I'm having trouble finding a way to get the number of days since the last DateOfPublication column and use it to divide it from the NoOfPages column.

The columns to be displayed are

EditorName

BookName

computed column AverageProductivity

Here are the tables and their columns

AGENT  AgentID (PK,varchar(11), not null)
       AgentName (varchar(25), not null)

BOOK   BookName (PK, varchar(45), not null)
       Genre (varchar(25), not null)
       DateOfPublication (date, not null)
       NoOfPages (int, not null)
       WriterID (PK, FK,, varchar(11), not null)
       EditorID (FK, varchar(11), not null)

EDITOR EditorID (PK, varchar(11), not null)
       EditorName (varchar(25), not null)
       Mentors_EditorID (FK, varchar(11), null)

WRITER WriterID (PK, varchar(11), not null)
       WriterName (varchar(25), not null)
       AgentID (FK, varchar(11), not null)

Sample Data

insert into BOOK (BookName, WriterID, Genre, DateOfPublication, NoOfPages, EditorID)
values ('Valley of Heroes','10','Fiction','2010-01-12',874,'20');
insert into BOOK (BookName, WriterID, Genre, DateOfPublication, NoOfPages, EditorID)
values ('The Ruler''s Return','11','Fantasy','2012-03-14',765,'22');
insert into BOOK (BookName, WriterID, Genre, DateOfPublication, NoOfPages, EditorID)
values ('eRobot','11','Fantasy','2011-04-15',264,'20');
insert into BOOK (BookName, WriterID, Genre, DateOfPublication, NoOfPages, EditorID)
values ('An Uncle''s Letters','12','Fiction','2012-06-12',258,'20');
insert into BOOK (BookName, WriterID, Genre, DateOfPublication, NoOfPages, EditorID)
values ('Pretty flowers','13','Album','2013-01-31',148,'22');
insert into BOOK (BookName, WriterID, Genre, DateOfPublication, NoOfPages, EditorID)
values ('A Tale of Lions','12','Fantasy','2012-08-17',301,'21');
insert into BOOK (BookName, WriterID, Genre, DateOfPublication, NoOfPages, EditorID)
values ('eRobot','13','Sci Fi','2012-10-04',465,'23');

The Query is producing the correct Columns now, credit to GMB, but The calculated column is showing 0 values.

Here is the Query...

select * from (
    select 
    e.EditorName,
    b.BookName,
    round(
        NoOfPages/datediff(
            day, 
            lag(b.DateOfPublication) over(partition by b.EditorID order by b.DateOfPublication),
            DateOfPublication
        ),
        2
    ) AverageProductivity       
from book b
inner join editor e on e.EditorID = b.EditorID 
) x where AverageProductivity is not null

Results...

Melanie eRobot  0
Melanie An Uncle's Letters  0
George  Pretty flowers  0

Solution

  • You can use window function lag() to recover the date of the previous publication of the same editor.

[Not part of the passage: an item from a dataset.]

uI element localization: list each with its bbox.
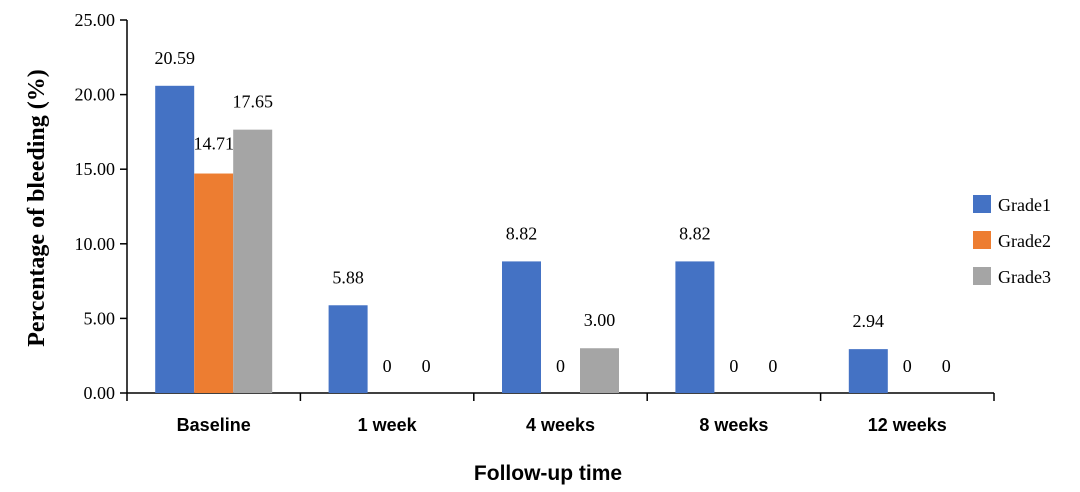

    Then, datediff(day, ...) can give you the difference between the publication date of the last book and the current one, in days.

    Finally, divide the number of pages of the current book with the day difference, use round() to limit the number of decimals, and you are done.

    For the first book of an editor, lag() returns null, which will propagate in the computation, resulting in the computed column showing null as well.

    select 
        e.EditorName,
        b.BookName,
        round(
            NoOfPages/datediff(
                day, 
                lag(b.DateOfPublication) over(partition by b.EditorID order by b.DateOfPublication),
                DateOfPublication
            ),
            2
        ) AverageProductivity       
    from book b
    inner join editor e on e.EditorID = b.EditorID 
    

    If you want to skip the records that correspond to the first book of each editor, then you can wrap the query:

    select * from (
        -- above query
    ) x where AverageProductivity is not null